Even thinking beyond the insane amounts of water that turf requires, yards—often doused in fertilizers and pesticides designed to keep any and all natural wildlife away—have also become human monuments against biodiversity. Last month, when I reported on the drastic drop in monarch butterflies and the tribal coalition seeking to protect the animal’s migratory path, both Jane Breckenridge and Chip Taylor (who helped found the Tribal Alliance for Pollinators) cited the explosion of turf lawns as one of the main factors interrupting the natural habitats and resting places. The environmental case for separating lawns from the idealized version of homeownership is strong; the question is whether current regulations have the muscle to do it.

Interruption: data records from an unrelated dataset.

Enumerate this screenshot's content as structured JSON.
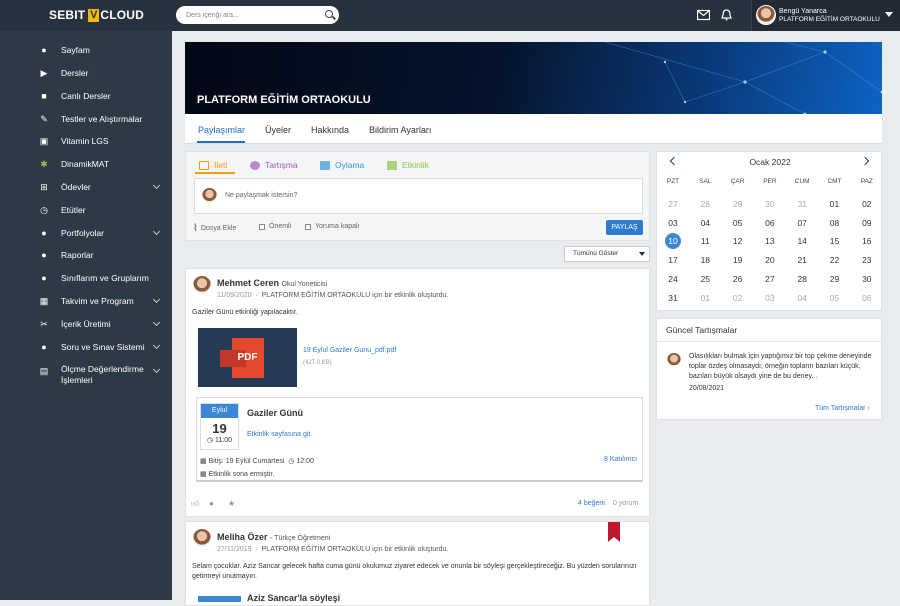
{
  "header": {
    "logo_left": "SEBIT",
    "logo_v": "V",
    "logo_right": "CLOUD",
    "search_placeholder": "Ders içeriği ara...",
    "user_name": "Bengü Yanarca",
    "user_school": "PLATFORM EĞİTİM ORTAOKULU"
  },
  "sidebar": {
    "items": [
      {
        "label": "Sayfam",
        "icon": "user-icon"
      },
      {
        "label": "Dersler",
        "icon": "play-icon"
      },
      {
        "label": "Canlı Dersler",
        "icon": "video-icon"
      },
      {
        "label": "Testler ve Alıştırmalar",
        "icon": "pencil-icon"
      },
      {
        "label": "Vitamin LGS",
        "icon": "vitamin-icon"
      },
      {
        "label": "DinamikMAT",
        "icon": "gear-icon"
      },
      {
        "label": "Ödevler",
        "icon": "homework-icon"
      },
      {
        "label": "Etütler",
        "icon": "clock-icon"
      },
      {
        "label": "Portfolyolar",
        "icon": "portfolio-icon"
      },
      {
        "label": "Raporlar",
        "icon": "report-icon"
      },
      {
        "label": "Sınıflarım ve Gruplarım",
        "icon": "group-icon"
      },
      {
        "label": "Takvim ve Program",
        "icon": "calendar-icon"
      },
      {
        "label": "İçerik Üretimi",
        "icon": "tools-icon"
      },
      {
        "label": "Soru ve Sınav Sistemi",
        "icon": "exam-icon"
      },
      {
        "label": "Ölçme Değerlendirme İşlemleri",
        "icon": "assessment-icon"
      }
    ]
  },
  "banner": {
    "title": "PLATFORM EĞİTİM ORTAOKULU"
  },
  "tabs": [
    "Paylaşımlar",
    "Üyeler",
    "Hakkında",
    "Bildirim Ayarları"
  ],
  "composer": {
    "tabs": [
      {
        "label": "İleti",
        "color": "#f39c12"
      },
      {
        "label": "Tartışma",
        "color": "#9b59b6"
      },
      {
        "label": "Oylama",
        "color": "#3498db"
      },
      {
        "label": "Etkinlik",
        "color": "#8bc34a"
      }
    ],
    "placeholder": "Ne paylaşmak istersin?",
    "attach": "Dosya Ekle",
    "important": "Önemli",
    "comments_closed": "Yoruma kapalı",
    "share": "PAYLAŞ"
  },
  "filter": {
    "value": "Tümünü Göster"
  },
  "posts": [
    {
      "author": "Mehmet Ceren",
      "role": "Okul Yoneticisi",
      "date": "11/09/2020",
      "sep": "·",
      "school": "PLATFORM EĞİTİM ORTAOKULU",
      "action": "için bir etkinlik oluşturdu.",
      "text": "Gaziler Günü etkinliği yapılacaktır.",
      "pdf_label": "PDF",
      "file_name": "19 Eylul Gaziler Gunu_pdf.pdf",
      "file_size": "(427.0 KB)",
      "event": {
        "month": "Eylul",
        "day": "19",
        "time": "11:00",
        "title": "Gaziler Günü",
        "link": "Etkinlik sayfasına git",
        "end": "Bitiş: 19 Eylül Cumartesi",
        "end_time": "12:00",
        "ended": "Etkinlik sona ermiştir.",
        "participants": "8 Katılımcı"
      },
      "likes": "4 beğeni",
      "comments": "0 yorum"
    },
    {
      "author": "Meliha Özer",
      "role": "- Türkçe Öğretmeni",
      "date": "27/11/2019",
      "sep": "·",
      "school": "PLATFORM EĞİTİM ORTAOKULU",
      "action": "için bir etkinlik oluşturdu.",
      "text": "Selam çocuklar. Aziz Sancar gelecek hafta cuma günü okulumuz ziyaret edecek ve onunla bir söyleşi gerçekleştireceğiz. Bu yüzden sorularınızı getirmeyi unutmayın.",
      "event_title": "Aziz Sancar'la söyleşi"
    }
  ],
  "calendar": {
    "month": "Ocak 2022",
    "weekdays": [
      "PZT",
      "SAL",
      "ÇAR",
      "PER",
      "CUM",
      "CMT",
      "PAZ"
    ],
    "weeks": [
      [
        "27",
        "28",
        "29",
        "30",
        "31",
        "01",
        "02"
      ],
      [
        "03",
        "04",
        "05",
        "06",
        "07",
        "08",
        "09"
      ],
      [
        "10",
        "11",
        "12",
        "13",
        "14",
        "15",
        "16"
      ],
      [
        "17",
        "18",
        "19",
        "20",
        "21",
        "22",
        "23"
      ],
      [
        "24",
        "25",
        "26",
        "27",
        "28",
        "29",
        "30"
      ],
      [
        "31",
        "01",
        "02",
        "03",
        "04",
        "05",
        "06"
      ]
    ],
    "muted": [
      [
        0,
        0
      ],
      [
        0,
        1
      ],
      [
        0,
        2
      ],
      [
        0,
        3
      ],
      [
        0,
        4
      ],
      [
        5,
        1
      ],
      [
        5,
        2
      ],
      [
        5,
        3
      ],
      [
        5,
        4
      ],
      [
        5,
        5
      ],
      [
        5,
        6
      ]
    ],
    "today": [
      2,
      0
    ]
  },
  "discussions": {
    "title": "Güncel Tartışmalar",
    "text": "Olasılıkları bulmak için yaptığımız bir top çekme deneyinde toplar özdeş olmasaydı; örneğin topların bazıları küçük, bazıları büyük olsaydı yine de bu deney...",
    "date": "20/08/2021",
    "all": "Tüm Tartışmalar ›"
  }
}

The City of Sacramento, for instance, currently offers a turf conversion rebate that helps residents offset the cost of transitioning their yards from turf to “low-water-use plants.†The program is one of many, as western and southwestern municipalities from Austin, Texas, to Mesa, Arizona, have pushed locals to ditch their turf in favor of drought-resistant plants over the past decade. Even the Southern Nevada Water Authority has a similar program in place, in addition to a developer-focused ban passed in 2003 that sought to outlaw planting grass yards in new subdivisions. But as a recent report from The Guardian showed, homeowners often decline these offers. One percent of metro Phoenix homeowners continue to use flood irrigation practices, dousing their yards in 60,000 acre-feet of water last year. That practice alone accounted for 7.5 percent of the water that the local water utility Salt River Project provided to the entire area. It’s as much as the entire city of Chandler, Arizona, used in a year.